Last week, Florida Republican Governor Ron DeSantis signed a law that places fines on social media platforms that permanently ban political candidates running for office in Florida, making Florida the first state to broadly regulate social media platforms’ moderation of online speech.

While the law prohibits social media companies from permanently deleting or banning a candidate for office, it does allow for suspending accounts up to 14 days and for removing individual posts that violate its terms of service.

The law also prevents platforms from removing content from news outlets that are above a certain size and allow people to sue social media companies if they think the company is inconsistently applying their content rules.

The Context 

This bill is a direct response to Facebook and Twitter banning former President Donald Trump from their platforms in January.

Although other states have considered similar bills, this is the first of its kind to make it to a governor’s desk. All of these efforts have been a part of a push among conservative state legislatures to limit or eliminate tech companies’ ability to manage posts on their platforms.

“As these companies have grown and their influence expanded, big tech has come to look more like big brother with each passing day,” DeSantis said.

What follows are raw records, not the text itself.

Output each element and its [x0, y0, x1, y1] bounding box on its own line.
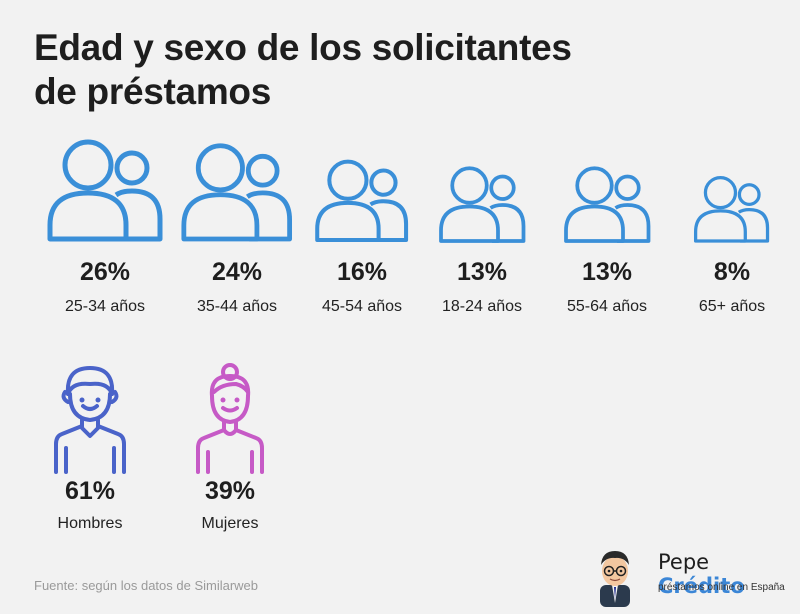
- brand-tagline: préstamos online en España: [658, 582, 785, 593]
- title-line-2: de préstamos: [34, 71, 271, 112]
- brand-name-part1: Pepe: [658, 550, 710, 574]
- title-line-1: Edad y sexo de los solicitantes: [34, 27, 572, 68]
- users-icon: [181, 143, 293, 242]
- age-percentage: 13%: [456, 258, 508, 286]
- age-percentage: 26%: [79, 258, 131, 286]
- age-range-label: 35-44 años: [196, 298, 278, 315]
- page-title: Edad y sexo de los solicitantes de prést…: [34, 26, 754, 114]
- users-icon: [438, 165, 526, 243]
- brand-mascot-icon: [600, 551, 630, 607]
- age-percentage: 13%: [581, 258, 633, 286]
- age-percentage: 24%: [211, 258, 263, 286]
- age-range-label: 25-34 años: [64, 298, 146, 315]
- users-icon: [694, 176, 770, 243]
- woman-icon: [196, 363, 264, 474]
- brand-name: Pepe Crédito: [658, 550, 800, 598]
- source-note: Fuente: según los datos de Similarweb: [34, 578, 259, 593]
- brand-name-part2: Crédito: [658, 574, 745, 598]
- age-range-label: 18-24 años: [441, 298, 523, 315]
- age-range-label: 45-54 años: [321, 298, 403, 315]
- age-range-label: 55-64 años: [566, 298, 648, 315]
- gender-label: Mujeres: [201, 515, 259, 532]
- gender-label: Hombres: [57, 515, 123, 532]
- age-percentage: 8%: [713, 258, 751, 286]
- users-icon: [315, 159, 409, 243]
- age-percentage: 16%: [336, 258, 388, 286]
- users-icon: [47, 139, 163, 242]
- man-icon: [54, 366, 126, 474]
- users-icon: [563, 165, 651, 243]
- age-range-label: 65+ años: [698, 298, 766, 315]
- gender-percentage: 39%: [204, 477, 256, 505]
- gender-percentage: 61%: [64, 477, 116, 505]
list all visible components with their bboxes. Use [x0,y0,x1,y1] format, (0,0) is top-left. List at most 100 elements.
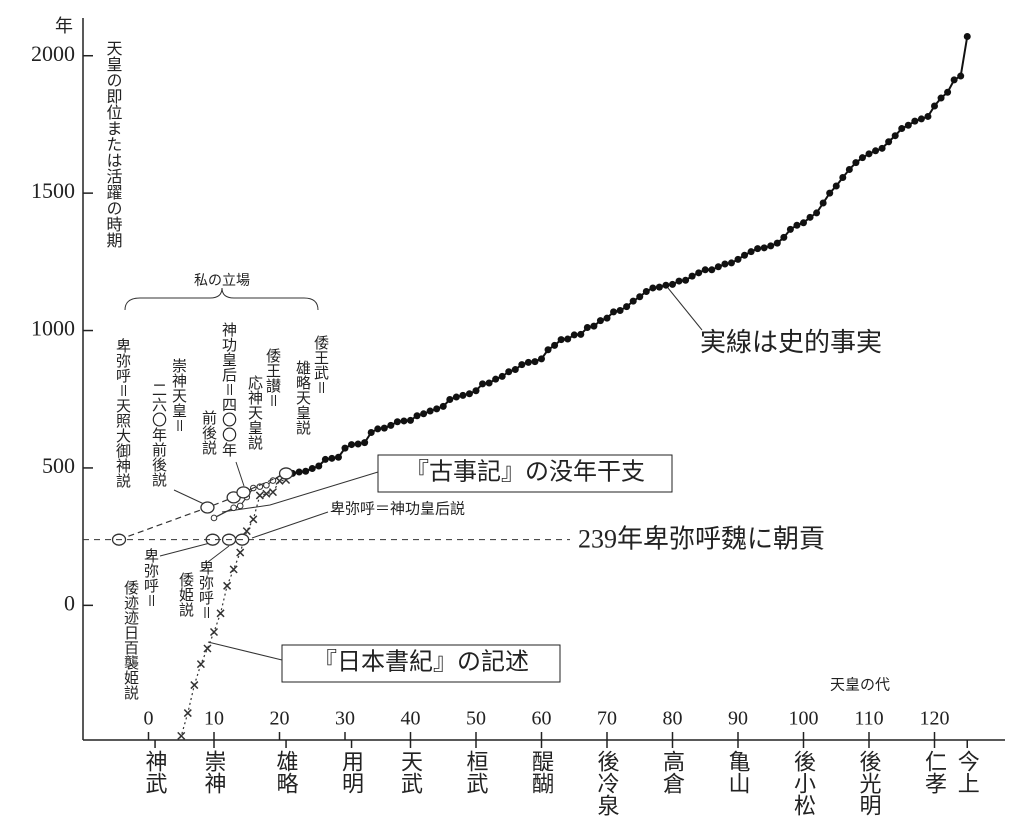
point [302,467,310,475]
point [727,259,735,267]
annotation: 倭姫説 [177,572,194,618]
point [407,416,414,424]
point [649,284,657,292]
point [623,303,631,311]
point [950,76,958,84]
point [268,488,277,497]
point [255,491,264,500]
annotation: 前後説 [200,410,217,456]
point [636,293,644,301]
point [826,189,834,197]
point [242,527,251,536]
annotation: 『古事記』の没年干支 [405,459,645,486]
point [845,165,853,173]
point [380,424,388,432]
x-tick-label: 110 [854,708,883,730]
point [196,660,205,669]
point [551,341,559,349]
point [328,454,336,462]
point [800,219,807,227]
point [544,346,552,354]
point [583,324,591,332]
annotation: 崇神天皇＝ [170,358,187,433]
point [793,221,801,229]
point [891,132,899,140]
x-tick-label: 120 [920,708,950,730]
y-tick-label: 2000 [31,41,75,66]
name-tick-label: 後小松 [791,750,816,816]
point [760,244,768,252]
name-tick-label: 雄略 [274,750,299,794]
point [498,372,506,380]
leader-line [207,545,230,563]
point [183,709,192,718]
point [603,314,611,322]
y-tick-label: 0 [64,590,75,615]
annotation: 卑弥呼＝神功皇后説 [330,499,465,517]
point [610,308,618,316]
point [361,439,369,447]
leader-line [667,287,703,331]
y-tick-label: 1000 [31,316,75,341]
name-tick-label: 崇神 [202,750,227,794]
point [701,266,709,274]
point [505,368,513,376]
point [452,393,460,401]
point [216,609,225,618]
point [334,453,342,461]
point [917,115,925,123]
name-tick-label: 用明 [339,750,364,794]
point [171,742,178,749]
point [341,444,349,452]
point [308,464,316,472]
point [786,225,794,233]
point [315,462,323,470]
point [721,260,729,268]
x-axis-label: 天皇の代 [830,676,890,693]
point [741,251,749,259]
name-tick-label: 天武 [398,750,423,794]
point [963,32,971,40]
annotation: 二六〇年前後説 [150,382,167,488]
x-tick-label: 60 [532,708,552,730]
point [669,280,676,288]
point [931,102,938,110]
point [767,242,775,250]
point [177,731,186,740]
point [682,276,690,284]
point [413,412,421,420]
point [190,681,199,690]
x-tick-label: 40 [401,708,421,730]
x-tick-label: 20 [270,708,290,730]
name-tick-label: 亀山 [726,750,751,794]
point [564,335,572,343]
point [203,644,212,653]
annotation-box [377,454,673,493]
leader-line [221,471,379,513]
point [426,407,434,415]
point [944,88,952,96]
point [937,94,945,102]
y-unit: 年 [55,16,73,36]
annotation: 雄略天皇説 [294,360,311,436]
name-tick-label: 高倉 [660,750,685,794]
leader-line [173,489,205,505]
point [878,144,886,152]
name-tick-label: 桓武 [464,750,489,794]
y-tick-label: 500 [42,453,75,478]
y-axis-label: 天皇の即位または活躍の時期 [104,40,123,249]
point [773,239,781,247]
point [321,455,329,463]
point [275,476,284,485]
annotation: 卑弥呼＝ [142,548,159,608]
point [858,154,866,162]
x-tick-label: 90 [728,708,748,730]
point [518,361,526,369]
point [459,391,467,399]
point [229,565,238,574]
point [590,322,598,330]
series-line [292,36,969,475]
annotation: 卑弥呼＝天照大御神説 [114,338,131,489]
point [557,336,565,344]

DeSantis described the bill as a recourse for Florida residents who believe that tech companies have treated them unfairly.

“If Big Tech censors enforce rules consistently to discriminate in favor of the dominant Silicon Valley ideology, they will now be held accountable,” DeSantis said.

The Cost 

Under this law, tech companies will be fined $250,000 per day for cases where they barred a candidate running for statewide office. The fine is lower for candidates seeking other offices in Florida.

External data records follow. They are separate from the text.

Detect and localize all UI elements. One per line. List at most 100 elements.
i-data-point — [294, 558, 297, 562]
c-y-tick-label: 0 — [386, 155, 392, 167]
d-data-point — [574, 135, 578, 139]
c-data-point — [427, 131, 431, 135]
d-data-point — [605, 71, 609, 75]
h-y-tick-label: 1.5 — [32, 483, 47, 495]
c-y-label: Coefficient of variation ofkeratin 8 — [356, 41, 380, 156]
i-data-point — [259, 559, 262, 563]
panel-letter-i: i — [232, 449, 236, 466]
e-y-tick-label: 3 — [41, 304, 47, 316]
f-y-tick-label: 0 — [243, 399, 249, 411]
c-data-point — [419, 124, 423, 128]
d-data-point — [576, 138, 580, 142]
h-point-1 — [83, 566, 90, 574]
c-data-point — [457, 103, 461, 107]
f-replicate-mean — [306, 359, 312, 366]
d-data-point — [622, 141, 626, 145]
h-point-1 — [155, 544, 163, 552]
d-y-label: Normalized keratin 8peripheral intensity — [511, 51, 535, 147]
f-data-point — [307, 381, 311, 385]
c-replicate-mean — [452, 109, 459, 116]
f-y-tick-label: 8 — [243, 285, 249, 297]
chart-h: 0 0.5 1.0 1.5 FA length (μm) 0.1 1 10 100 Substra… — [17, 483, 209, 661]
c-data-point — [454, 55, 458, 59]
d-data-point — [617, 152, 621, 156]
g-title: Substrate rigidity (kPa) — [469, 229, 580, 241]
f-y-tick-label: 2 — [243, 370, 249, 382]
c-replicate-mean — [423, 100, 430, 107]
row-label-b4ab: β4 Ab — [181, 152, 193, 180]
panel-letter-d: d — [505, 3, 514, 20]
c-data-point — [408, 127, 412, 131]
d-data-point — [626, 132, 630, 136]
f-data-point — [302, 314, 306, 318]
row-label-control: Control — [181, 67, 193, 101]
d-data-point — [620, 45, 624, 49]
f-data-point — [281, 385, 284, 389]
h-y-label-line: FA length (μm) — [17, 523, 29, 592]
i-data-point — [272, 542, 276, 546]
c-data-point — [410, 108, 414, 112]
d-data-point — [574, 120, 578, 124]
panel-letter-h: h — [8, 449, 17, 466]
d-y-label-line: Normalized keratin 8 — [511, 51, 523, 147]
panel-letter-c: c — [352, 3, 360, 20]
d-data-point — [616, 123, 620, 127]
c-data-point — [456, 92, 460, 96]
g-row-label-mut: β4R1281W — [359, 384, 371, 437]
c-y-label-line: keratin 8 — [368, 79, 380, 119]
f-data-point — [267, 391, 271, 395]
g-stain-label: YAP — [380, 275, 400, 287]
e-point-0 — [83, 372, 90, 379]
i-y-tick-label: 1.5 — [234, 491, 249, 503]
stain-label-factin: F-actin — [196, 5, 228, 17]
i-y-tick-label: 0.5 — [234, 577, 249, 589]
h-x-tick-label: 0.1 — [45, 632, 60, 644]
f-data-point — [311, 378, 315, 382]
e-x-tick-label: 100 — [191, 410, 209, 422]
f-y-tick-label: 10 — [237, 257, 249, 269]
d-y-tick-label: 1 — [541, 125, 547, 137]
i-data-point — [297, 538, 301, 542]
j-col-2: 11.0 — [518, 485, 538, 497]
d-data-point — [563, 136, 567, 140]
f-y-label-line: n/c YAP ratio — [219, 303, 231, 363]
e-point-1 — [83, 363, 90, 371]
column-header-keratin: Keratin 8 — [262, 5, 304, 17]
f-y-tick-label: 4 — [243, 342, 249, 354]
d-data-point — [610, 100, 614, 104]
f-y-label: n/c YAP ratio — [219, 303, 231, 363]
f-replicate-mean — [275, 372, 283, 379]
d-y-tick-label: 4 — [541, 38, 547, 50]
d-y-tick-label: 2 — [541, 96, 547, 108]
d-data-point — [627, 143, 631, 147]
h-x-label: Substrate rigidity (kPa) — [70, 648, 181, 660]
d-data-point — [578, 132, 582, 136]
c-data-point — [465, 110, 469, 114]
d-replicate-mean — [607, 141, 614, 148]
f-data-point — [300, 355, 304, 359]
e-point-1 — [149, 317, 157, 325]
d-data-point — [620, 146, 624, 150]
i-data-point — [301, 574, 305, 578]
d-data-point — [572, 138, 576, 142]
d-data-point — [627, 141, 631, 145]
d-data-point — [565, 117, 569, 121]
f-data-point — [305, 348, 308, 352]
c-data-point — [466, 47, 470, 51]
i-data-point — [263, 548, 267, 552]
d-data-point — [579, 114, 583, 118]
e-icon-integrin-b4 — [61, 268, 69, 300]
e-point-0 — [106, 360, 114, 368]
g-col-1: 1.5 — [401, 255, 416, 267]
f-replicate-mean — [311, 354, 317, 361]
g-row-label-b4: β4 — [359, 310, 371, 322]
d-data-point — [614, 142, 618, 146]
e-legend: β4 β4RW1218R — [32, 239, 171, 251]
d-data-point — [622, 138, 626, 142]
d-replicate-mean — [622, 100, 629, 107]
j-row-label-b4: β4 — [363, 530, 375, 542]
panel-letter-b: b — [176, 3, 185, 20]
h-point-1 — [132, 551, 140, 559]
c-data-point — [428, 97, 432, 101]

Under the Florida law, individuals may sue for violations of the law if, for example, they believe a company has failed to be transparent about its terms of service.

The Critics 

Legal experts say that they expect the law to face constitutional challenges. The argument is that the law violates tech companies’ First Amendment rights to decide how to handle the content on their platforms.

Eric Goldman, a professor at Santa Clara University Law School in California, said that some of provisions of the law are unconstitutional because they restrict the editorial discretion of online publishers. He also said the currently Section 230, a federal law that protects internet companies from lawsuits over content posted on their services, legally prevents some aspects of this new law.

Many critics believe that social media companies should be able to “speak” as they see fit, restricting or denying any content that they do not want on their platforms, so laws such as this one appear to hamper a company’s free-speech rights. Critics view this as compelled speech, which is strongly condemned by the First Amendment.

“By forcing websites to host speech, this bill takes us closer to a state-run internet where the government can cherry-pick winners and losers,” Carl Szabo, vice president and general counsel at NetChoice, a tech trade group, said. “The First Amendment prohibits the government from compelling or controlling speech on private websites.”

However, DeSantis’s office said that they were confident that the law would stand up to legal scrutiny. Flordia’s law places no more of a burden on social media companies than is already placed on other media companies such as television and radio companies. Rather, it extends the existing principles to new media. The argument of compelled speech is not convincing either because there is a clear difference between allowing others to speak and endorsing speech on their platforms.

Supporters of this law believe that it would ultimately work to enhance political speech, rather than hinder it.